A lanky man sat at the corner of the tented morgue, with a gray blanket covering his head and upper body. I couldn't tell whether he was shaking from the cold or because he was crying so hard.
Stu Carella was making his way back to us, refusing the offer of an NYPD sweatshirt that one of the cops thrust at him.
"Another kid gone," Carella said, throwing a tuft of algae at the ground in disgust. "Probably drowned in three feet of water, unable to handle the pull of the rip."
"From his hand?" Mike knelt down and picked up the slimy green vegetation with the tip of his pen.
Mike whistled and the closest cops looked up. He signaled one, who jogged to us. "Carry this over to the medical examiner. Goes with that latest body."
The fact that the victim had been clutching algae, and I'd bet a handful of sand, as he was dragged across the ocean floor meant that he had been alive when he went into the water. Drowning, I had learned over the years, was a diagnosis of exclusion. A complete autopsy would be necessary for each of the Golden Voyagers who had washed up on the windy beach, despite how obvious the circumstances appeared to be to us.
"What do you plan to do, Donny?" I asked. "I mean, with the survivors."
There was no good answer to this question. It was commonplace for these individuals whose lives at home were already overcome with despair to risk everything for this run to freedom, only to find themselves handcuffed in the backseat of a patrol car to begin the next leg of their ugly journey. A few might eventually be granted political asylum, some would be deported, but the majority would wind up in immigrant detention centers somewhere in the heartland of America.
Baynes stammered as he surveyed the bleak scene stretched out across the waterfront.
"I -- I haven't had an operation of this size since I -- uh -- since I was appointed to the task force. Frankly, I don't know what becomes of these poor souls."

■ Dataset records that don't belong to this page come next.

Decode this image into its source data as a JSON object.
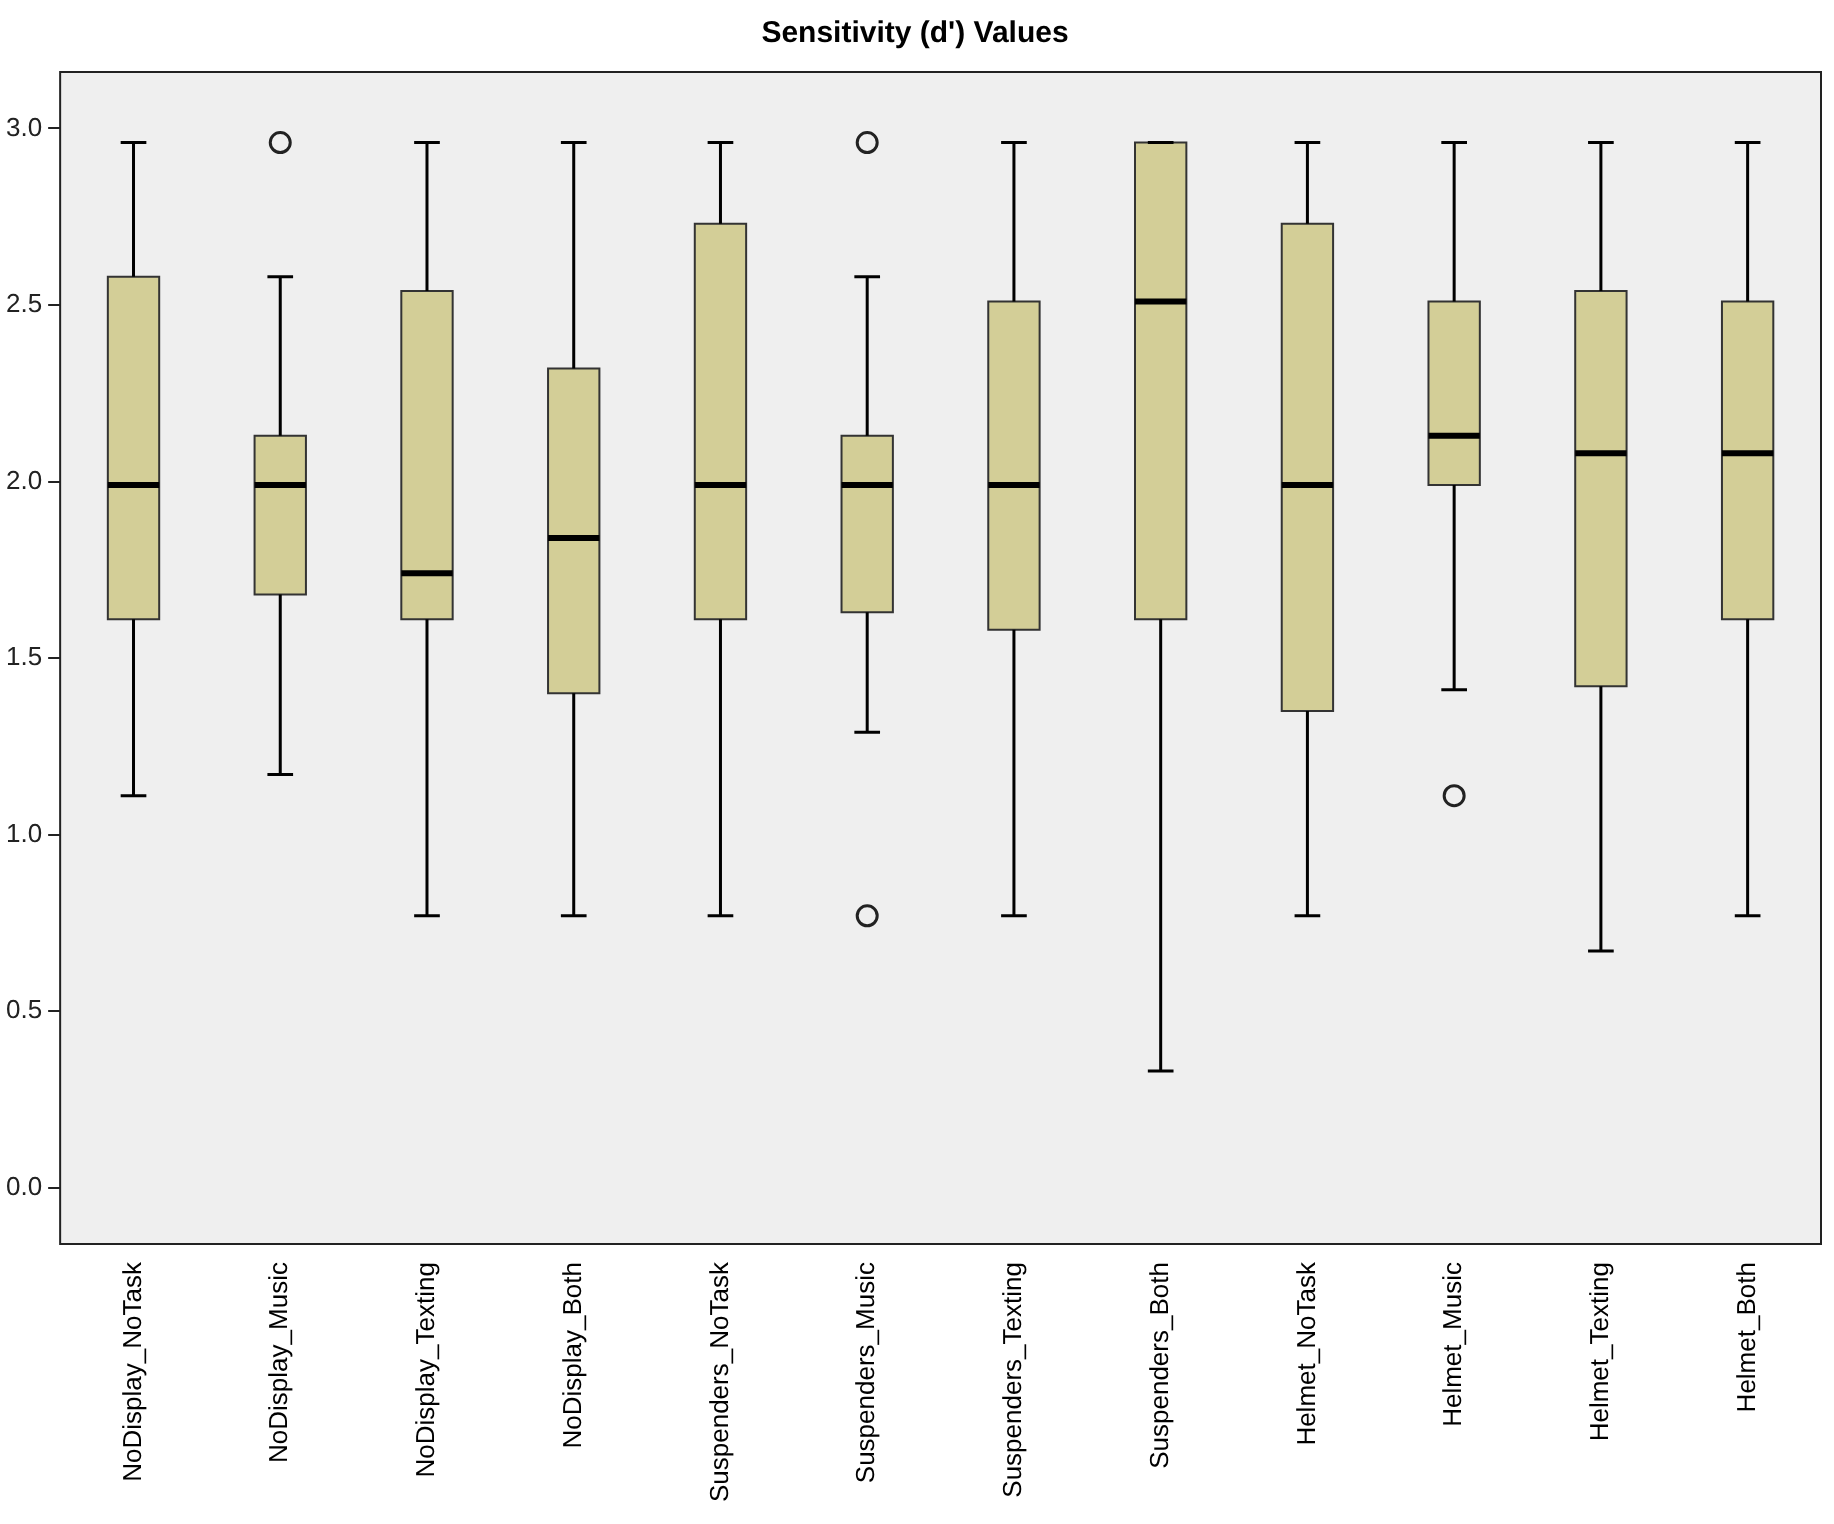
{
  "chart_data": {
    "type": "box",
    "title": "Sensitivity (d') Values",
    "categories": [
      "NoDisplay_NoTask",
      "NoDisplay_Music",
      "NoDisplay_Texting",
      "NoDisplay_Both",
      "Suspenders_NoTask",
      "Suspenders_Music",
      "Suspenders_Texting",
      "Suspenders_Both",
      "Helmet_NoTask",
      "Helmet_Music",
      "Helmet_Texting",
      "Helmet_Both"
    ],
    "color": "#d3ce97",
    "boxes": [
      {
        "low": 1.11,
        "q1": 1.61,
        "median": 1.99,
        "q3": 2.58,
        "high": 2.96
      },
      {
        "low": 1.17,
        "q1": 1.68,
        "median": 1.99,
        "q3": 2.13,
        "high": 2.58,
        "outliers": [
          2.96
        ]
      },
      {
        "low": 0.77,
        "q1": 1.61,
        "median": 1.74,
        "q3": 2.54,
        "high": 2.96
      },
      {
        "low": 0.77,
        "q1": 1.4,
        "median": 1.84,
        "q3": 2.32,
        "high": 2.96
      },
      {
        "low": 0.77,
        "q1": 1.61,
        "median": 1.99,
        "q3": 2.73,
        "high": 2.96
      },
      {
        "low": 1.29,
        "q1": 1.63,
        "median": 1.99,
        "q3": 2.13,
        "high": 2.58,
        "outliers": [
          2.96,
          0.77
        ]
      },
      {
        "low": 0.77,
        "q1": 1.58,
        "median": 1.99,
        "q3": 2.51,
        "high": 2.96
      },
      {
        "low": 0.33,
        "q1": 1.61,
        "median": 2.51,
        "q3": 2.96,
        "high": 2.96
      },
      {
        "low": 0.77,
        "q1": 1.35,
        "median": 1.99,
        "q3": 2.73,
        "high": 2.96
      },
      {
        "low": 1.41,
        "q1": 1.99,
        "median": 2.13,
        "q3": 2.51,
        "high": 2.96,
        "outliers": [
          1.11
        ]
      },
      {
        "low": 0.67,
        "q1": 1.42,
        "median": 2.08,
        "q3": 2.54,
        "high": 2.96
      },
      {
        "low": 0.77,
        "q1": 1.61,
        "median": 2.08,
        "q3": 2.51,
        "high": 2.96
      }
    ],
    "ylim": [
      -0.16,
      3.16
    ],
    "yticks": [
      {
        "value": 0,
        "label": "0.0"
      },
      {
        "value": 0.5,
        "label": "0.5"
      },
      {
        "value": 1,
        "label": "1.0"
      },
      {
        "value": 1.5,
        "label": "1.5"
      },
      {
        "value": 2,
        "label": "2.0"
      },
      {
        "value": 2.5,
        "label": "2.5"
      },
      {
        "value": 3,
        "label": "3.0"
      }
    ],
    "grid": false,
    "legend": false
  }
}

The noise overhead was a police helicopter, probably carrying Commissioner Keith Scully, whom Donovan, Mike, and I all knew well.
"Not jail," I said. "We can't let them rot in jail while we sort it out."

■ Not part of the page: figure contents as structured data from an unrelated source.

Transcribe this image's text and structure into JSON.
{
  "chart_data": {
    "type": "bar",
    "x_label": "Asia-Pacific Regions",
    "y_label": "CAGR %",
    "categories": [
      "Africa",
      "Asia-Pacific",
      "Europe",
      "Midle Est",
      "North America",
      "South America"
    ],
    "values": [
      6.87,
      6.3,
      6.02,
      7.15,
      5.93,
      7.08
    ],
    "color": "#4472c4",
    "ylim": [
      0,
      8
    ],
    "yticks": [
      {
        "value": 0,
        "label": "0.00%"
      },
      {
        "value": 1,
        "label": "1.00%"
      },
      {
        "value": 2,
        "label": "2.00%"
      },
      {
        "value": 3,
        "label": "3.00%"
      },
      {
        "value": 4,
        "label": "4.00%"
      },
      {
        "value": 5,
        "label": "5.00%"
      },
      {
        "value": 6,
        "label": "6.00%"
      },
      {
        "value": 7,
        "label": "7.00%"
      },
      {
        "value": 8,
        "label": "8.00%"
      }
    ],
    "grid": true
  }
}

"Scully's too smart for that," Mike said.
"You'll have to start working with the women right away, Alex," Baynes said. "We'll have them checked out medically and then each one needs to be interviewed. You've got backup?"
"The senior people in the bureau will be on it with me." I had a great team of lawyers assigned to my unit by Battaglia, experienced in the courtroom and compassionate in their interactions with traumatized victims.
I could hear wailing now, a cacophony of voices that seemed like it could carry for miles. Cops were trying to move a small cluster of bedraggled survivors toward the dunes, to the vans waiting in the street that would shuttle them to whatever police facility Scully designated. The men were refusing to separate from their comrades despite prodding -- all still focused on the others being ferried ashore, all still searching the waves for signs of missing friends.
"C'mon, Coop. You'll rerun this movie in your brain all day and all night," Mike said, taking my arm to turn me away from the sight. "You got what Battaglia sent you for. Donovan's not doing anything on this case without your input."
My feet were firmly planted in the sand. "I want to talk to Scully, Mike. Let go."
"Scully's running late."
My head whipped around as I recognized the voice of Mercer Wallace. I squinted in the sunlight and shaded my eyes with my hand to look up at him. His six-foot-six frame towered over my shivering five-foot-ten-inch body.
"Good to have you here, buddy," Baynes said, shaking his hand. "We've got a monster of a problem on our hands."